The call was perfect because I’m dedicated to fighting corruption, and shifty Schiff should resign.
If the call was wrong, go look at Mike Pence, because he was doing stuff too.
The call was right because I have the power to solicit domestic political dirt from any country I want. China, if you’re listening…
If the call was wrong, Rick Perry made me do it.
The Rick Perry Defense will probably have the life span of a mayfly, so I’ll simply say that it was totally in character for the beleaguered crime Don to finger a disposable underling. That’s how things typically work in the mob. The problem, however, is that even though Perry was doing business in the Ukraine (as Energy Secretary, he was trying to sell U.S. coal), there’s zero evidence that he was helping to pressure Ukraine for dirt on Biden.
Indeed, Perry signaled on Friday that he won’t play the patsy. He told the Christian Broadcasting Network that in the course of his Ukraine duties, “I’ve talked to the previous (U.S.) ambassador. I’ve talked to the current ambassador. I’ve talked to…every name that you’ve seen out in the media and not once, not once, as God is my witness, not once was a Biden name – not the former vice president, not his son – ever mentioned.”
Remember the text messages that were released by Congress last Thursday? Not once did Trump’s trio of diplomats – Kurt Volker (who has quit), Gordon Sondland, and William Taylor – ever mention Perry as the impetus for Trump’s dirt-digging phone call. The name cited prominently was Rudy Giuliani. Remember the phone call summary that was released by the White House, hailed by Trump as an accurate report on his conversation with Ukraine President Volodymyr Zalensky? It doesn’t mention Perry at all. And when The Washington Post reported on Oct. 3 that Perry plans to quit his job by year’s end, it said “no evidence has emerged that Perry participated in the effort to pressure Ukranian officials to investigate Joe Biden and his son Hunter.”
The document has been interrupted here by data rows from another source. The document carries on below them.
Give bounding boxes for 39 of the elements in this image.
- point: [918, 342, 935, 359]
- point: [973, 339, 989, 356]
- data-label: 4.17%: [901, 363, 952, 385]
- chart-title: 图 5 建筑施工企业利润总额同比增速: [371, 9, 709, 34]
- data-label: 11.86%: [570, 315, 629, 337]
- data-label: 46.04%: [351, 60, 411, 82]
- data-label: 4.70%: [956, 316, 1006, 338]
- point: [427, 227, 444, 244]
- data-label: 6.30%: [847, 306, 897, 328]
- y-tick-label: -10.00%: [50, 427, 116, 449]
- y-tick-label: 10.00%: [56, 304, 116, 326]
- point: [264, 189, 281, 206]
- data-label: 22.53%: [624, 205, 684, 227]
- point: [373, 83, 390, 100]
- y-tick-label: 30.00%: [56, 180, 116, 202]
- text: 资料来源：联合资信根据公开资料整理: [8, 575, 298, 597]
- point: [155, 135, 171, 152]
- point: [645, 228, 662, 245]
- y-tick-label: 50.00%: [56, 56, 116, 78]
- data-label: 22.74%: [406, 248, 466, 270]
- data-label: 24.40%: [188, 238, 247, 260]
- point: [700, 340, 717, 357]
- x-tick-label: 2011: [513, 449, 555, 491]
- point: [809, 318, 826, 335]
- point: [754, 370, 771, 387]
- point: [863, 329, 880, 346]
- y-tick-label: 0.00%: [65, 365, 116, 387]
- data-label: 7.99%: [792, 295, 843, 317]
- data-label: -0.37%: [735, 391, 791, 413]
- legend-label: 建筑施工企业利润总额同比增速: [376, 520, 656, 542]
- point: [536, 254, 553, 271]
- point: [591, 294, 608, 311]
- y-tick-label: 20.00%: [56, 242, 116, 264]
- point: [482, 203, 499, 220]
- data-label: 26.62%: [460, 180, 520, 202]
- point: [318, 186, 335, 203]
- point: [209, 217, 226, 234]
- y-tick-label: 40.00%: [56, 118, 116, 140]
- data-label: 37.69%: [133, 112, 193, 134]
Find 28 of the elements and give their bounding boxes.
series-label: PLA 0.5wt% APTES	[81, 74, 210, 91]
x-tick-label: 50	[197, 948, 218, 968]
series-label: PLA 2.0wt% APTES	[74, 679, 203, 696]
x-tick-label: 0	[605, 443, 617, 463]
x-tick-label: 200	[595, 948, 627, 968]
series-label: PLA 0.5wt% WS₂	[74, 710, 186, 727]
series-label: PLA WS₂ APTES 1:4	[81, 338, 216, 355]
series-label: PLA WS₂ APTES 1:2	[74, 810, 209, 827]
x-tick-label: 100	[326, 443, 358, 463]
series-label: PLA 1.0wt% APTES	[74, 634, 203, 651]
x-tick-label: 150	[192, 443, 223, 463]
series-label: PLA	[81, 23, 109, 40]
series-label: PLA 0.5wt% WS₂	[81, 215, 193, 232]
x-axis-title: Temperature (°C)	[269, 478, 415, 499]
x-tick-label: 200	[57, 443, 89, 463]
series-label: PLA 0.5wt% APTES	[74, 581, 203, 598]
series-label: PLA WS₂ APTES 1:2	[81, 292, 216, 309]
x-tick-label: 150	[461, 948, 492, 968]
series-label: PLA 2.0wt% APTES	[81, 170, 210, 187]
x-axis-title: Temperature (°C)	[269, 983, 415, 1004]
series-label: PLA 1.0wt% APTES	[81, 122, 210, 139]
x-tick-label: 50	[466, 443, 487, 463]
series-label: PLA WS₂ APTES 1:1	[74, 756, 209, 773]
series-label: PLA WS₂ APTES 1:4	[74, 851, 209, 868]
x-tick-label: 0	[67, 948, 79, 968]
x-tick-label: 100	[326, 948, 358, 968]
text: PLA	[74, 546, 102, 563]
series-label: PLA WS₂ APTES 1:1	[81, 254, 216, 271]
The moral (or amoral) of this story: Trump will slime everyone in his circle if he thinks it will save him. When he blamed Perry during his Friday conference call with House Republicans, he also said that “more of this will be coming out in the next few days.” We’ll see about that. It’s far more likely that today’s revelation of a second whistleblower – someone with “first-hand information” – will dominate the next few days. And the Rick Perry Defense will be as dead as Trump University.